Дикари — если они дикари — переговариваются друг с другом. И вот что странно: они, похоже, нисколько не удивлены. Может быть, в этой стране оборотни-ягуары — обычное дело. Или в их мифологии есть легенда о людях, превращающихся в ягуаров, так что их вовсе не удивляет подобное превращение. Как бы там ни было, они опускают сеть, прикрепляют ее к шестам и куда-то несут свой «улов» — бегом, сквозь лес. Ритм их движений, ток крови, биение пульса — все возбуждает голод. Мальчик-вампир ждет удобного случая, чтобы вырваться на свободу и наконец напиться. Лес становится еще гуще, теперь лунный свет только изредка пробивается сквозь густые кроны, ложась мимолетным отблеском на влажный лист, на змеиную чешую, на клюв какой-нибудь ночной птицы, перелетающей с ветки на ветку.
И вот они снова выходят на ту поляну, где стоит древний храм. Выходят с другой стороны. Мальчик-вампир понимает, что они сделали круг. Стало быть, можно предположить, что они выследили его, когда он был еще в облике ягуара и крался по этим руинам.
Они поднимаются по ступеням. Выходит, храм не настолько заброшен, как ему показалось вначале. Может быть, эти люди — жрецы древнего культа, стражи мертвого, но неумершего прошлого. Они уже начинают уставать. Ступени тянутся вверх бесконечно. Воздух здесь, наверху, разреженный — как высоко в горах. И еще здесь пахнет кровью. Новой кровью. Чем выше они поднимаются, тем сильнее запах. Теперь он мешается с запахом древесной смолы — пьянящий, дурманящий аромат.
По-настоящему он не пил уже несколько дней.
Они выходят на вершину пирамиды. Лес остается внизу. Кроны деревьев кажутся черным искрящимся океаном в отсветах звезд. Здесь, на вершине, стоит алтарь. За алтарем — зеркало в человеческий рост, мутное от ароматного дыма, который клубится в каменной жаровне у алтаря. Какие-то люди выходят из комнаты, скрытой за зеркалом, с факелами в руках. Они занимают места вокруг алтаря. Кто-то опускается на колени, кто-то остается стоять. Верховный жрец в плаще из перьев — видно, что плащ очень старый — держит в руках обсидиановый нож. Его длинные волосы — сплошная корка из запекшейся крови. Вампира освобождают из сети, связывают ему руки ремнями. Запах крови захлестывает с головой. У подножия алтаря — лужа крови. Вчерашней. Все затянуто пленкой запекшейся крови. Камни пропитаны кровью — насквозь.
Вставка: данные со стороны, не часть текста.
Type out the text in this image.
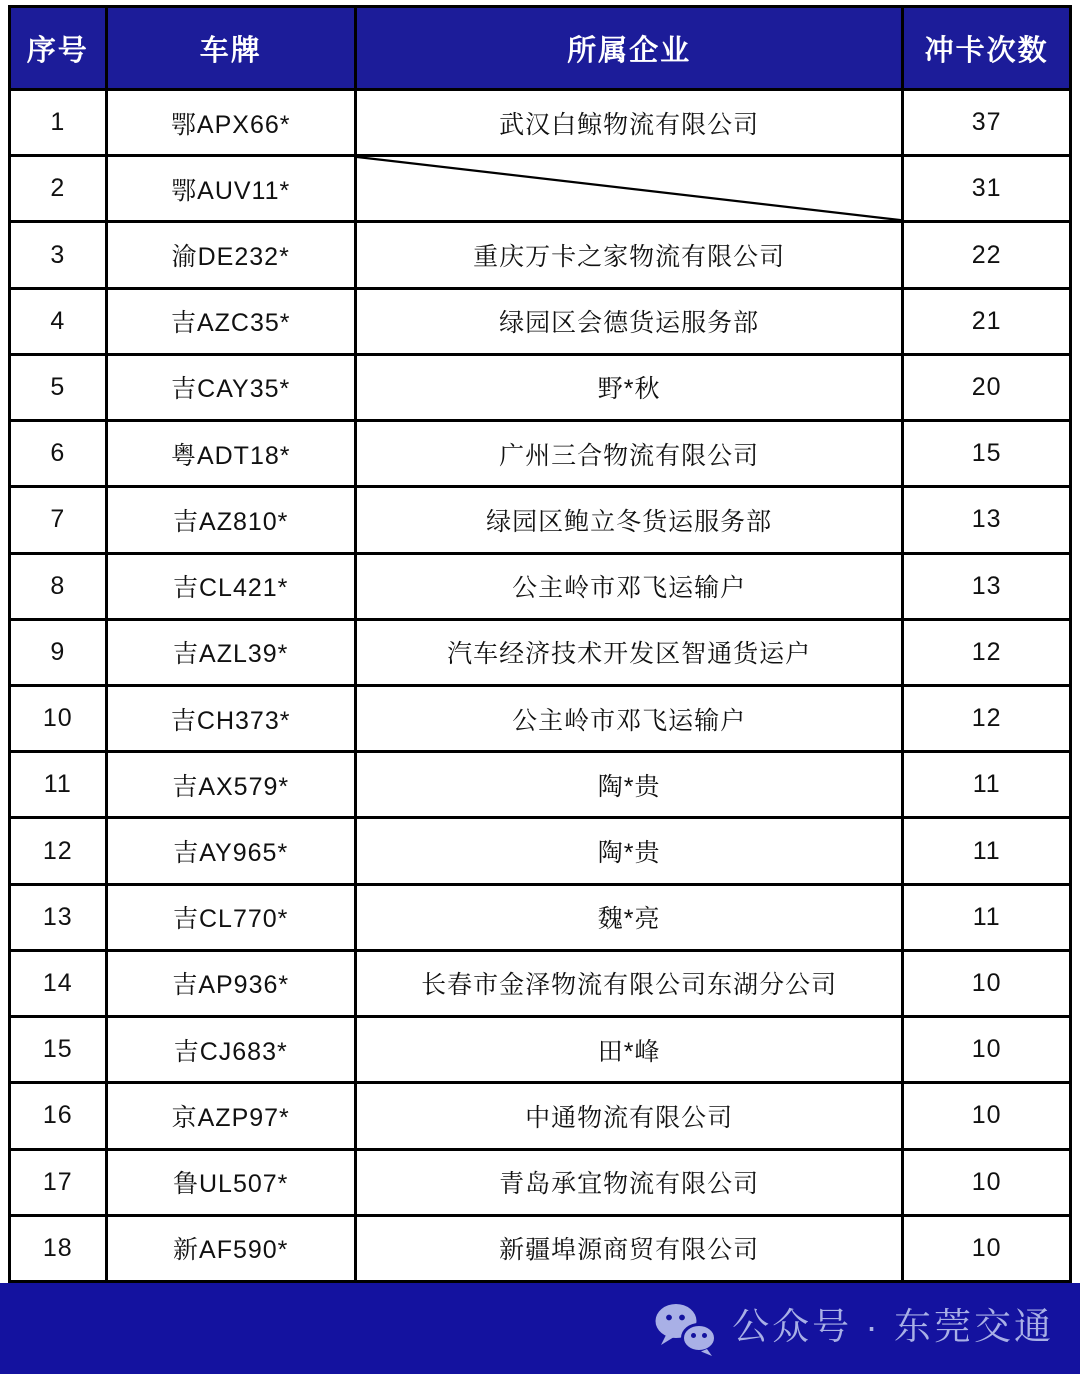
序号	车牌	所属企业	冲卡次数
1	鄂APX66*	武汉白鲸物流有限公司	37
2	鄂AUV11*		31
3	渝DE232*	重庆万卡之家物流有限公司	22
4	吉AZC35*	绿园区会德货运服务部	21
5	吉CAY35*	野*秋	20
6	粤ADT18*	广州三合物流有限公司	15
7	吉AZ810*	绿园区鲍立冬货运服务部	13
8	吉CL421*	公主岭市邓飞运输户	13
9	吉AZL39*	汽车经济技术开发区智通货运户	12
10	吉CH373*	公主岭市邓飞运输户	12
11	吉AX579*	陶*贵	11
12	吉AY965*	陶*贵	11
13	吉CL770*	魏*亮	11
14	吉AP936*	长春市金泽物流有限公司东湖分公司	10
15	吉CJ683*	田*峰	10
16	京AZP97*	中通物流有限公司	10
17	鲁UL507*	青岛承宜物流有限公司	10
18	新AF590*	新疆埠源商贸有限公司	10
公众号 · 东莞交通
Один из тех, кто доставил вампира сюда, объясняет жрецу, как они выследили и поймали оборотня-ягуара. Мальчик не понимает слов, но рассказчик почти не пользуется словами: он изображает крадущегося ягуара, копирует звуки ночных насекомых, рычание разъяренного зверя. Потом он, кажется, изображает превращение ягуара в мальчика. Его жесты заучены и стилизованы, а ответные реплики зрителей звучат слаженным хором, так что мальчик-вампир понимает: это не просто рассказ в лицах, это — древний обряд, совершавшийся здесь уже тысячу раз.
«Они не знают, кто я на самом деле, — думает он. — Вот опять: люди видят во мне лишь то, что им хочется видеть. Я — как зеркало, где отражается их темная сторона».
Верховный жрец пристально смотрит на мальчика. Осторожно прикасается к его груди и тут же отдергивает руку. Вампир вобрал в себя все тепло из его руки, отдав взамен холод. Жрец берет золотой циркуль и измеряет голову мальчика. Одобрительно кивает. Должно быть, у них существуют некие физические критерии, под которые мальчик подходит.